C’était, au sens le plus complet du terme, une scène médiévale. Des inondations dévastatrices venaient de tuer des centaines de personnes en Espagne. Assailli par une foule en colère de survivants lançant de la boue aux dignitaires en visite, le Premier ministre Pedro Sánchez avait fui la scène avec sa garde personnelle après avoir été frappé avec une pelle.
Pendant ce temps, le Roi écarte le parapluie protecteur brandi par un laquais, se penche — une touche ridiculement féodale, rendue nécessaire par le fait qu’il est presque un pied plus grand que tout le monde autour de lui — pour dire à son entourage de reculer, et s’immerge dans une foule hostile pour entendre leur colère et apaiser leur chagrin. Plus tard, le bureau du Premier ministre se plaindrait que le Roi n’aurait jamais dû y aller en premier lieu, encore moins entraîner son ministre en chef avec lui.
Que ce tableau, qui aurait été intelligible pour des générations de nos ancêtres, ait eu lieu en 2024 est totalement irrationnel. L’Espagne est une démocratie constitutionnelle, dans laquelle le Roi Felipe n’a pas plus de pouvoir pour diriger les efforts de sauvetage et de récupération du gouvernement qu’il n’en a pour gouverner par fiat et lever des fonds pour la marine. La monarchie espagnole a récemment fait l’objet de critiques réelles : en juin, 30 000 républicains ont défilé à Madrid appelant à son abolition. De plus, Valence, l’ancienne capitale du gouvernement républicain vaincu, est plus hostile à son égard que la plupart du pays.
Peut-être y avait-il aussi un élément de gestion des relations publiques de la part de la maison royale espagnole, qui a publié une compilation de clips du Roi parlant à et, dans un cas, enlaçant deux femmes en pleurs, sans commentaire accompagnant, comme si cela disait tout ce qui devait être dit. Les plaintes concernant l’interférence de la sécurité royale dans les travaux de sauvetage n’ont pas été mentionnées.
Mais l’instinct qu’il a révélé, bien que irrationnel à une époque de gouvernement constitutionnel, est profondément ancré. L’instinct de courir vers la personnification de l’État, de se plaindre amèrement des méfaits de ceux qui détiennent le pouvoir réel, n’a jamais disparu. À une époque où les mécanismes réels de gouvernance sont aussi opaques qu’ils l’ont jamais été, cet instinct tend à se réaffirmer dans les moments de crise.

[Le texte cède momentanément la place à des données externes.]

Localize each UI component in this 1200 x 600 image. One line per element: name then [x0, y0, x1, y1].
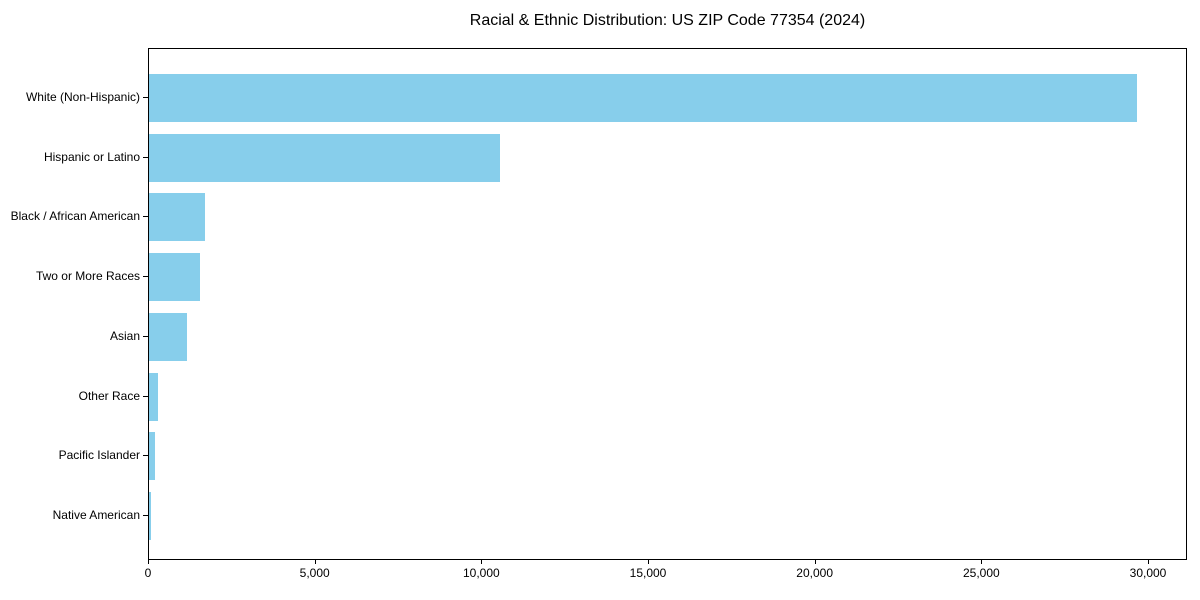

Walter Bagehot, le vulgarisateur de la constitution britannique, l’avait prévu il y a plus d’un siècle lorsqu’il a écrit que «[l]a meilleure raison pour laquelle la monarchie est un gouvernement fort est qu’il s’agit d’un gouvernement intelligible.» Les parlements et la politique de parti sont «difficiles à connaître et faciles à méprendre» ; mais en ce qui concerne les principes fondamentaux de la monarchie, «tout le monde peut les comprendre, et personne ne peut jamais les oublier.»